JM: One of the powerful messages of the film and something we know as parents of teenage girls, too, is how hard on themselves they are, and how much scrutiny they bring. We had to bring a certain awareness of the camera as a degree of scrutiny that they've invited, but also still bear in this experience. Fundamentally, they had the fortitude to let the camera be with them, and maybe in some cases drew some strength and courage from it, too.

You filmed this documentary in the summer of 2022 between the leak of the SCOTUS Roe v. Wade ruling and the more formal announcement weeks later. How did it feel for you as adults to watch young women process this?

AM: One of the unfinished pieces of business after filming Boys State really was, what's the abortion conversation going to look like in an all-female space? And that is what Girls State would have offered in any year. What we couldn't have anticipated was the leak of the Supreme Court's decision to overturn Roe v. Wade, like, a week before all the girls convened in Missouri. Watching these girls have this moment of empowerment, having that happen in tandem to that ruling coming down was... holding those two truths at the same time was tricky, but it's also kind of the way things work.

That didn't stop them from wanting to talk about it. It didn't quiet them in their mission to keep pushing. That's the beauty of young people. They've got a lot of energy and they know that this is going to be a long fight. It is bittersweet to watch both the optimism and the recognition of the ceiling.

JM: It's a reminder though that the real world intrudes. This may be a camp and a simulation, but these girls do also live in the real world in which their rights are being restricted and taken away.

I want to end on a bit of a lighter note. No spoilers, but there's a very appropriate Taylor Swift song used over the end credits of the film. What does it take to clear a Taylor Swift song for a movie like this?

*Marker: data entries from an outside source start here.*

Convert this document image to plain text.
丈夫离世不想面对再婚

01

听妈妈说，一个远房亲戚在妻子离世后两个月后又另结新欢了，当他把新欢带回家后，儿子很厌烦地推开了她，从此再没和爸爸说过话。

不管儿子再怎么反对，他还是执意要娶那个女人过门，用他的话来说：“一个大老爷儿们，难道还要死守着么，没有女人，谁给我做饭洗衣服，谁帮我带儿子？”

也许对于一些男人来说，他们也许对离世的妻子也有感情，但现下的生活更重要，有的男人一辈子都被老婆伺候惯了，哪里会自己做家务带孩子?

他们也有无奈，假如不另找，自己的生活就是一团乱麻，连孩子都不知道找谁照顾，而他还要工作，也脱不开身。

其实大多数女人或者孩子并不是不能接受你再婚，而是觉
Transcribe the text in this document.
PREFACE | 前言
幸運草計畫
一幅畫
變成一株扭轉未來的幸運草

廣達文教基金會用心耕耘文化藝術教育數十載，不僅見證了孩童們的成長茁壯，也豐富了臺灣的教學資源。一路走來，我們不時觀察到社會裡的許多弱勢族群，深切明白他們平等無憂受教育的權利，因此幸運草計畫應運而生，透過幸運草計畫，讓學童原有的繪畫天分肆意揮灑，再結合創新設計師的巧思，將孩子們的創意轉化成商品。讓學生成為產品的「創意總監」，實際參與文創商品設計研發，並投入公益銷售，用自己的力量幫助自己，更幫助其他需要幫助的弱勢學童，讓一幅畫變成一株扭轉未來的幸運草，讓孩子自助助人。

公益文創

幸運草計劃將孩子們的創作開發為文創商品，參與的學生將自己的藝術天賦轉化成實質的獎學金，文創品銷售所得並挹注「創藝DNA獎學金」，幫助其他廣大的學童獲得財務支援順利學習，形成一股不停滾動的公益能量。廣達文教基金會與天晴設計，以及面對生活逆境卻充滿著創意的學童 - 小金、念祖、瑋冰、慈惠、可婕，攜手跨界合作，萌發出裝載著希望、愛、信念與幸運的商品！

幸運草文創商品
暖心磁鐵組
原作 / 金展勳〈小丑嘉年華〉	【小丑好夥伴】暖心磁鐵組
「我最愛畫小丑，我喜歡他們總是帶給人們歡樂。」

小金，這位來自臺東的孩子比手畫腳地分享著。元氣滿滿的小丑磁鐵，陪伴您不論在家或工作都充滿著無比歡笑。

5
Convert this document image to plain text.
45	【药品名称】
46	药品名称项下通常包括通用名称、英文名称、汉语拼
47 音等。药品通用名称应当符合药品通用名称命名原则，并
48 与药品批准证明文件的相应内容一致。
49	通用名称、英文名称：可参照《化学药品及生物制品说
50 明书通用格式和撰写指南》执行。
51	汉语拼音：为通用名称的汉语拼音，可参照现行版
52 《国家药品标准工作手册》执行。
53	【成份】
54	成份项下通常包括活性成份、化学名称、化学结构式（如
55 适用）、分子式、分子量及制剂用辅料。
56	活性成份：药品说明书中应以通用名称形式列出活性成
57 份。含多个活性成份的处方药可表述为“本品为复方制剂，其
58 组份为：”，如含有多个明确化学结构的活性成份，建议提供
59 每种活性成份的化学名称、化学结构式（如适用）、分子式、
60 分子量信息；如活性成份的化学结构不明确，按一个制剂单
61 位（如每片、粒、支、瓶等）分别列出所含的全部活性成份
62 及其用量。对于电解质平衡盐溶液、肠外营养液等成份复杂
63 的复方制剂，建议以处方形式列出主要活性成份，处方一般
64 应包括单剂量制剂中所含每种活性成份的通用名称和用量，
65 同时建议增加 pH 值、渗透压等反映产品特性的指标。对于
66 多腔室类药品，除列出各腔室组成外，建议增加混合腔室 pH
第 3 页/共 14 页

AM: Our younger daughter, who's 14, watched a rough cut of the film with a bunch of people. Her note to me after having heard a lot about production where I talked about how often all these kids, who had very different politics, would sing Taylor Swift, was like, where's the Taylor Swift? What's happening? Her note was like, you gotta get Taylor Swift in this movie. But how that happened is really an Apple question.

JM: We wrote a really nice letter about why the song matters in this film. And to Apple's credit, they have more muscle than we have. They found the right ear to bend and we got permission to use it. So I don't know if she's seen the film. I hope she sees it, but we're just glad the song is in the film.